Bursa Kadın Platformu, son bir ayda kentte art arda yaşanan kadın cinayetleri ve nefret saldırılarına karşı Fomara Meydanı’nda bir basın açıklaması gerçekleştirdi. Açıklama, saat 19.00’da Nilgün Arslanoğlu tarafından okundu.
Platform, geçtiğimiz gün Nilüfer’de bir kafede ayrıldığı erkek tarafından silahla vurularak öldürülen kadın cinayetine dikkat çekerek, kentte erkek şiddetinin sistematik biçimde arttığını vurguladı. Aynı süre içinde birlikte olduğu ya da ayrıldığı erkekler tarafından bıçaklanan üç kadından ikisinin yaşamını yitirdiği, bir kadının ise yoğun bakımda yaşam mücadelesi verdiği hatırlatıldı.
Açıklamada, şiddetin sadece kadınları değil, LGBTİ+’ları ve özellikle trans kadınları da hedef aldığı belirtilerek Türkiye’de trans kadınlara yönelik nefret saldırılarının, evsiz bırakmanın ve polis şiddetinin sistematik hale geldiği ifade edildi. Platform, 20 Kasım’da anılan Trans Anma Günü’nün, yaşanan şiddetin politik ve yapısal boyutunu ortaya koyduğunu söyledi.
“Kadın cinayetleri münferit değil, toplumsal bir krizdir”
Bursa Kadın Platformu, kadın cinayetlerinin “kader” değil politik olduğunu belirterek, Meclis’te görüşülen bütçe, 11. Yargı Paketi ve “2025 Aile Yılı” ilanı gibi düzenlemelerin kadınları aileye ve itaate mahkûm eden zihniyetin parçası olduğunu dile getirdi. Açıklamada, bu politikaların LGBTİ+’ların barınma, sağlık ve yaşam hakkına yönelik sistematik ihlallerle doğrudan bağlantılı olduğu vurgulandı.
Platform, kadınların ve LGBTİ+’ların güvenli yaşam hakkını koruyacak bütçe, sığınak, istihdam ve sosyal güvence politikalarının yok sayıldığını; buna karşılık “aileyi koruma” söyleminin güçlendirildiğini ifade etti. İstanbul Sözleşmesi’nden çıkılması, 6284 sayılı yasanın hedef gösterilmesi ve nafaka hakkının tartışmaya açılmasının erkek şiddetini cesaretlendirdiği kaydedildi.
“Erkek adalet değil, gerçek adalet istiyoruz”
Bursa Kadın Platformu, son yaşanan cinayetin tüm yönleriyle hızlı ve etkin şekilde soruşturulmasını talep etti.
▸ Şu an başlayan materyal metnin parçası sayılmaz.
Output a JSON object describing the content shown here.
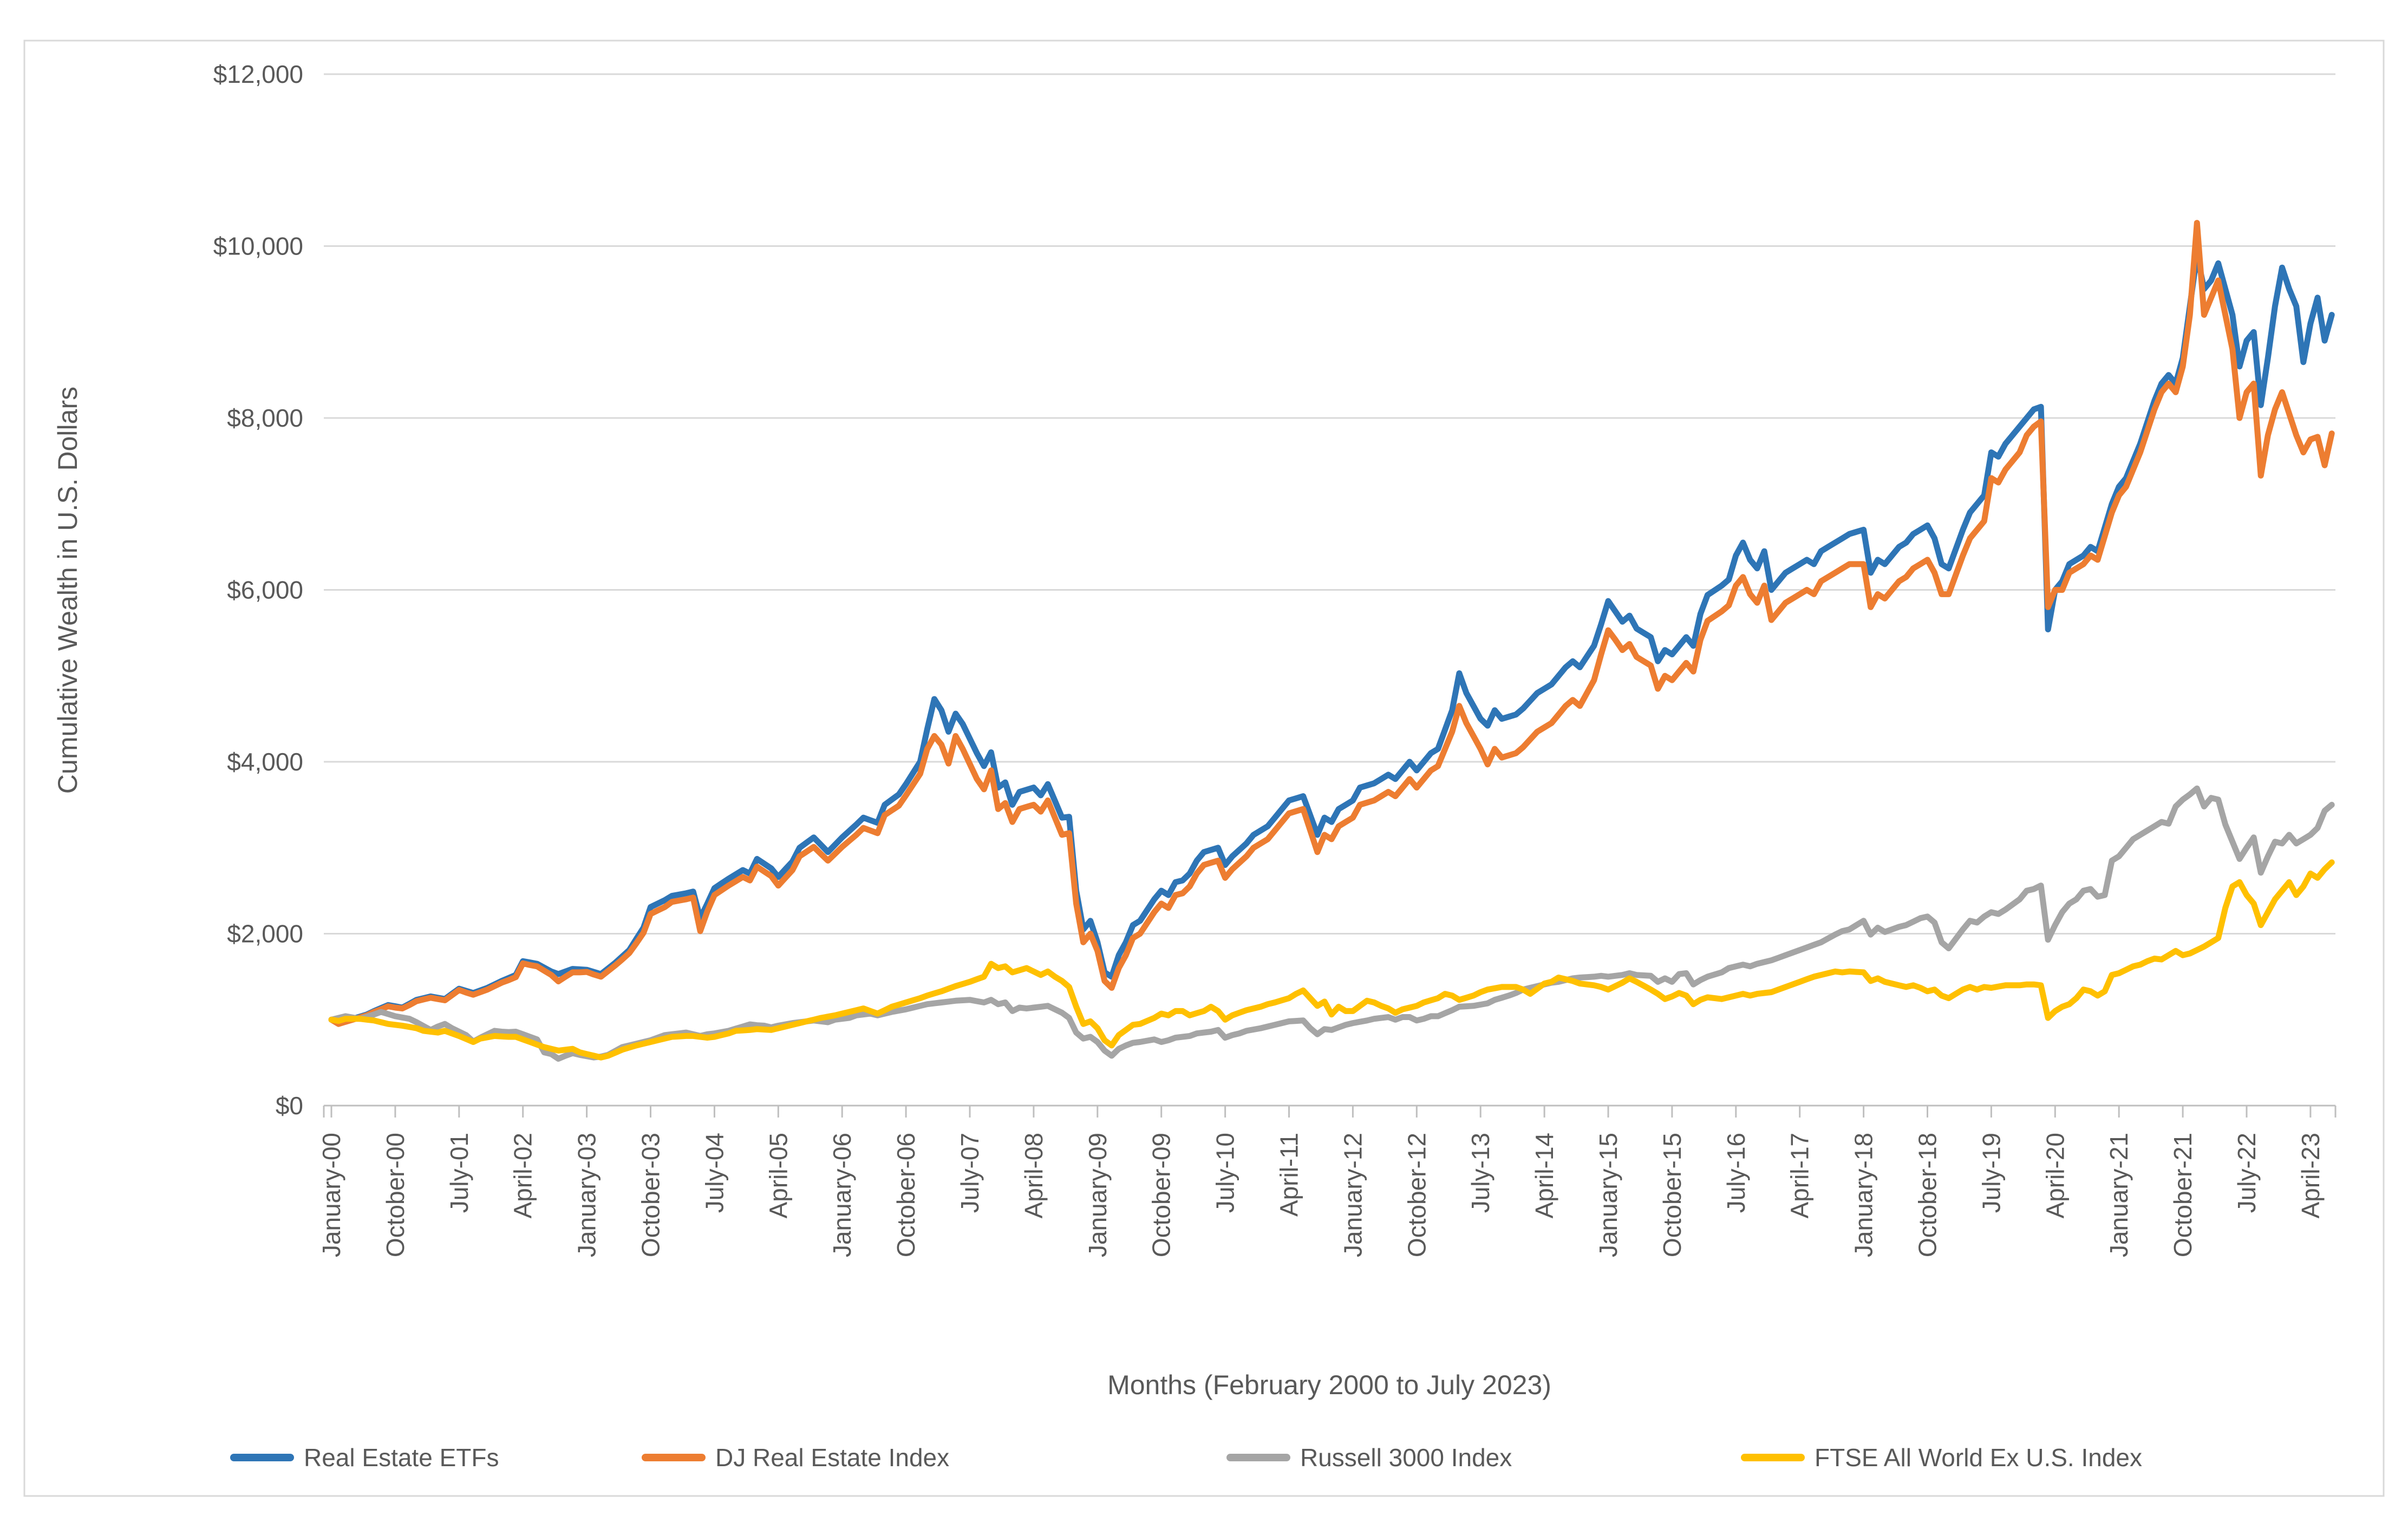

Hiçbir ihmalin üstünün örtülmemesi, sorumluların tespit edilmesi ve etkili koruma mekanizmalarının zorunlu olarak işletilmesi gerektiğini belirtti. Toplumsal cinsiyet eşitliğini güçlendiren politikaların hayata geçirilmesi ve medyanın kadını suçlayıcı dil kullanmayan bir haber dili benimsemesi çağrısında bulundu.
Kadınların yaşam hakkının pazarlık konusu olamayacağını vurgulayan platform, “Bir kişi daha eksilmeyeceğiz” diyerek mücadeleyi sürdüreceklerini söyledi:
“Biz varız, buradayız ve haklarımızı da, hayatlarımızı da savunacağız. Kadın cinayetleri politiktir. Erkek adalet değil, gerçek adalet!”